The chart below shows some of the most common fiber applications and the tested standard lengths.

Top 5 Advantages of Fiber Optic Cable


What is EMI or RFI?  Electromagnetic interference (EMI) or Radio Frequency interference is unwanted noise or interference in an electrical path or circuit caused by an outside source. It is also known as radio frequency interference. EMI can cause electronics to operate poorly, malfunction, or stop working completely.

A common example of EMI is when a cell phone is placed near powered audio equipment or speakers, and it causes a noise or series of beeps to be heard.

Fiber optic cable is much less susceptible to various environmental factors than copper cable. For example, copper will experience a great deal of degradation in quality over a distance of two kilometers. Using fiber optic cable over the same distance can provide extremely reliable data transmission.  Fiber is also immune to several environmental factors, such as temperature and electro-magnetic fluctuations, which is not true for copper cabling.  Fiber cable can also be deployed next to industrial equipment without worry.   

Optical fibers, because they are dielectric, can be installed in areas with electromagnetic interference (EMI), including radio frequency interference (RFI). Areas with high EMI including utility lines, power-carrying lines, and railroad tracks.  Also, like the transatlantic cable connecting the U.S. with Europe and beyond, fiber can be submerged in water.

Size and Weight of Cable

Optical fiber wins in this category hands down.  When it comes to the differences in size and weight of optical cable vs copper cabling there is a very large difference between the two.  This makes installing, moving, and handling fiber optics a much better solution.  In today's expanding installations, especially in data center applications, the small size of fiber optic cable provides an advantage over copper cabling.  The small diameter of a fiber cable allows for higher density in the data center, taking advantage of precious real estate in the cabling system.  

To put this all into perspective let's provide a comparison of Fiber ribbon cable vs Cat 5e cable providing equal data rates.

Let’s see how many Category 5e cables will be required to provide the same performance as the 144 optical fiber ribbon cable. The 144 optical fiber ribbon cable has a combined data transmission rate of 360Gbps. When we divide 360Gbps by 800Mbps, we see that 450 Category 5e cables are required to equal the performance of this modest fiber optic system.

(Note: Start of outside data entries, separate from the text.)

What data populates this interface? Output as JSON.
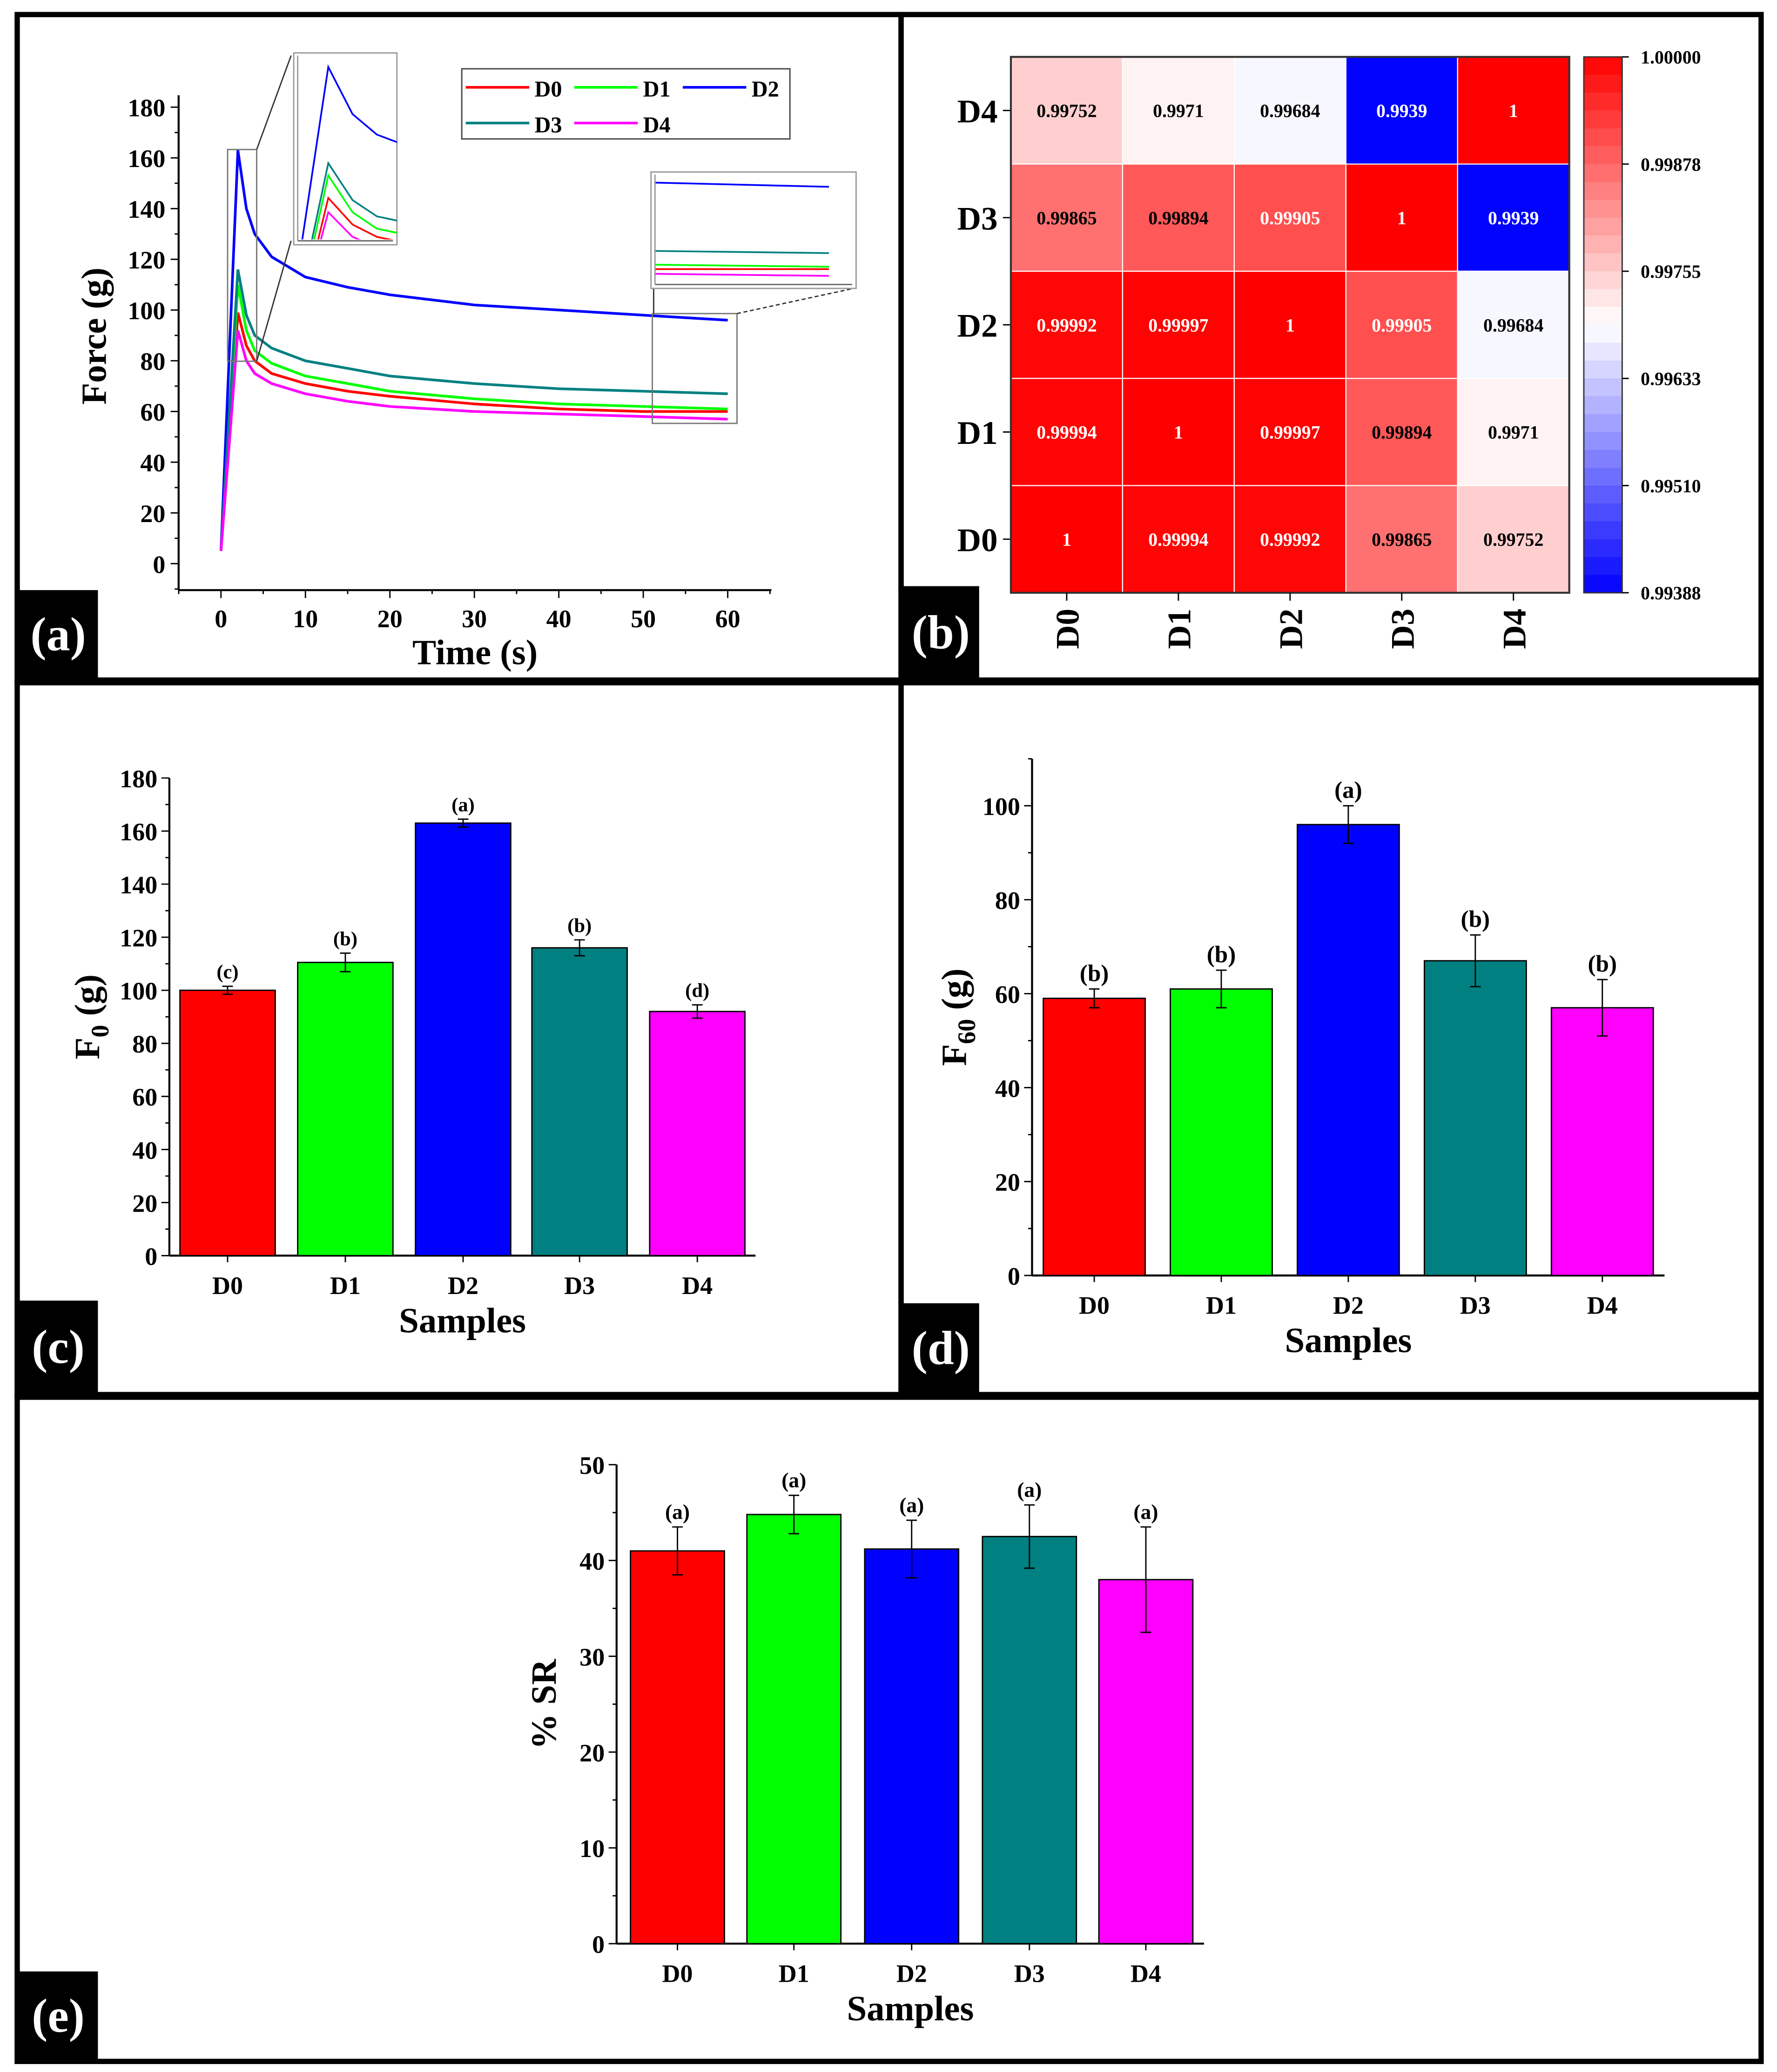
{
  "panel_labels": [
    "(a)",
    "(b)",
    "(c)",
    "(d)",
    "(e)"
  ],
  "colors": {
    "D0": "#ff0000",
    "D1": "#00ff00",
    "D2": "#0000ff",
    "D3": "#008080",
    "D4": "#ff00ff"
  },
  "chart_data": [
    {
      "id": "a",
      "type": "line",
      "xlabel": "Time (s)",
      "ylabel": "Force (g)",
      "xlim": [
        -5,
        65
      ],
      "ylim": [
        -10,
        185
      ],
      "xticks": [
        0,
        10,
        20,
        30,
        40,
        50,
        60
      ],
      "yticks": [
        0,
        20,
        40,
        60,
        80,
        100,
        120,
        140,
        160,
        180
      ],
      "legend": "top-right",
      "x": [
        0,
        1,
        2,
        3,
        4,
        6,
        10,
        15,
        20,
        30,
        40,
        50,
        60
      ],
      "series": [
        {
          "name": "D0",
          "values": [
            5,
            50,
            99,
            86,
            80,
            75,
            71,
            68,
            66,
            63,
            61,
            60,
            60
          ]
        },
        {
          "name": "D1",
          "values": [
            5,
            56,
            110,
            92,
            84,
            79,
            74,
            71,
            68,
            65,
            63,
            62,
            61
          ]
        },
        {
          "name": "D2",
          "values": [
            5,
            84,
            163,
            140,
            130,
            121,
            113,
            109,
            106,
            102,
            100,
            98,
            96
          ]
        },
        {
          "name": "D3",
          "values": [
            5,
            60,
            116,
            98,
            90,
            85,
            80,
            77,
            74,
            71,
            69,
            68,
            67
          ]
        },
        {
          "name": "D4",
          "values": [
            5,
            48,
            92,
            80,
            75,
            71,
            67,
            64,
            62,
            60,
            59,
            58,
            57
          ]
        }
      ],
      "insets": [
        {
          "name": "peak-zoom",
          "xlim": [
            0.8,
            4.5
          ],
          "ylim": [
            80,
            166
          ]
        },
        {
          "name": "end-zoom",
          "xlim": [
            51,
            61
          ],
          "ylim": [
            55,
            99
          ]
        }
      ]
    },
    {
      "id": "b",
      "type": "heatmap",
      "rows": [
        "D4",
        "D3",
        "D2",
        "D1",
        "D0"
      ],
      "cols": [
        "D0",
        "D1",
        "D2",
        "D3",
        "D4"
      ],
      "values": [
        [
          "0.99752",
          "0.9971",
          "0.99684",
          "0.9939",
          "1"
        ],
        [
          "0.99865",
          "0.99894",
          "0.99905",
          "1",
          "0.9939"
        ],
        [
          "0.99992",
          "0.99997",
          "1",
          "0.99905",
          "0.99684"
        ],
        [
          "0.99994",
          "1",
          "0.99997",
          "0.99894",
          "0.9971"
        ],
        [
          "1",
          "0.99994",
          "0.99992",
          "0.99865",
          "0.99752"
        ]
      ],
      "colorbar": {
        "min": 0.99388,
        "max": 1.0,
        "ticks": [
          "1.00000",
          "0.99878",
          "0.99755",
          "0.99633",
          "0.99510",
          "0.99388"
        ],
        "low_color": "#0000ff",
        "mid_color": "#ffffff",
        "high_color": "#ff0000"
      }
    },
    {
      "id": "c",
      "type": "bar",
      "categories": [
        "D0",
        "D1",
        "D2",
        "D3",
        "D4"
      ],
      "values": [
        100,
        110.5,
        163,
        116,
        92
      ],
      "errors": [
        1.5,
        3.5,
        1.5,
        3,
        2.5
      ],
      "letters": [
        "(c)",
        "(b)",
        "(a)",
        "(b)",
        "(d)"
      ],
      "xlabel": "Samples",
      "ylabel": "F",
      "ylabel_sub": "0",
      "ylabel_unit": " (g)",
      "ylim": [
        0,
        180
      ],
      "yticks": [
        0,
        20,
        40,
        60,
        80,
        100,
        120,
        140,
        160,
        180
      ]
    },
    {
      "id": "d",
      "type": "bar",
      "categories": [
        "D0",
        "D1",
        "D2",
        "D3",
        "D4"
      ],
      "values": [
        59,
        61,
        96,
        67,
        57
      ],
      "errors": [
        2,
        4,
        4,
        5.5,
        6
      ],
      "letters": [
        "(b)",
        "(b)",
        "(a)",
        "(b)",
        "(b)"
      ],
      "xlabel": "Samples",
      "ylabel": "F",
      "ylabel_sub": "60",
      "ylabel_unit": " (g)",
      "ylim": [
        0,
        110
      ],
      "yticks": [
        0,
        20,
        40,
        60,
        80,
        100
      ]
    },
    {
      "id": "e",
      "type": "bar",
      "categories": [
        "D0",
        "D1",
        "D2",
        "D3",
        "D4"
      ],
      "values": [
        41,
        44.8,
        41.2,
        42.5,
        38
      ],
      "errors": [
        2.5,
        2,
        3,
        3.3,
        5.5
      ],
      "letters": [
        "(a)",
        "(a)",
        "(a)",
        "(a)",
        "(a)"
      ],
      "xlabel": "Samples",
      "ylabel": "% SR",
      "ylabel_sub": "",
      "ylabel_unit": "",
      "ylim": [
        0,
        50
      ],
      "yticks": [
        0,
        10,
        20,
        30,
        40,
        50
      ]
    }
  ]
}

When 450 Category 5e cables are bundled together, they are roughly 5.3 inches in diameter. As noted earlier in this blog, the 144 optical fiber ribbon cable is approximately the size of four Category 5e cables bundled together. The Category 5e bundle thus has a volume of roughly 112.5 times greater than the 144 optical fiber ribbon cable. In other words, Category 5e bundles need 112.5 times more space in the conduit than the 144 optical fiber ribbon cable.

Safety and Security

Since optical fiber does not transmit electricity, it does not radiate signals and cannot be tapped. Copper does use electricity and is susceptible to be tapped, which can cause the entire system to fail. A broken or damaged optical fiber can be detected extremely quickly by using several monitoring techniques, including monitoring the actual power transmission or the transmission of a pilot signal. On the other hand copper cable carrying a current can short-out completely, or even cause a fire, if it is damaged, old, or worn, without such efficient monitoring techniques.

In conclusion the advent of optical cable with its ever-reducing cost, increased bandwidth, extremely high speed and long transmission distance, excellent reliability, and perfect security, has replaced copper in many aspects of network transmission and reception. Fiber optic cable has become one of the most popular mediums for both innovative cabling installations and upgrades, including backbone, horizontal, and even desktop applications.  And with the steadily lowering cost and intrinsic improvements made seemingly daily in fiber optic connectivity, fiber construction will become more convenient and cost-effective. It’s only a matter of time before fiber optics completely replaces copper cable in both long and short-haul networking.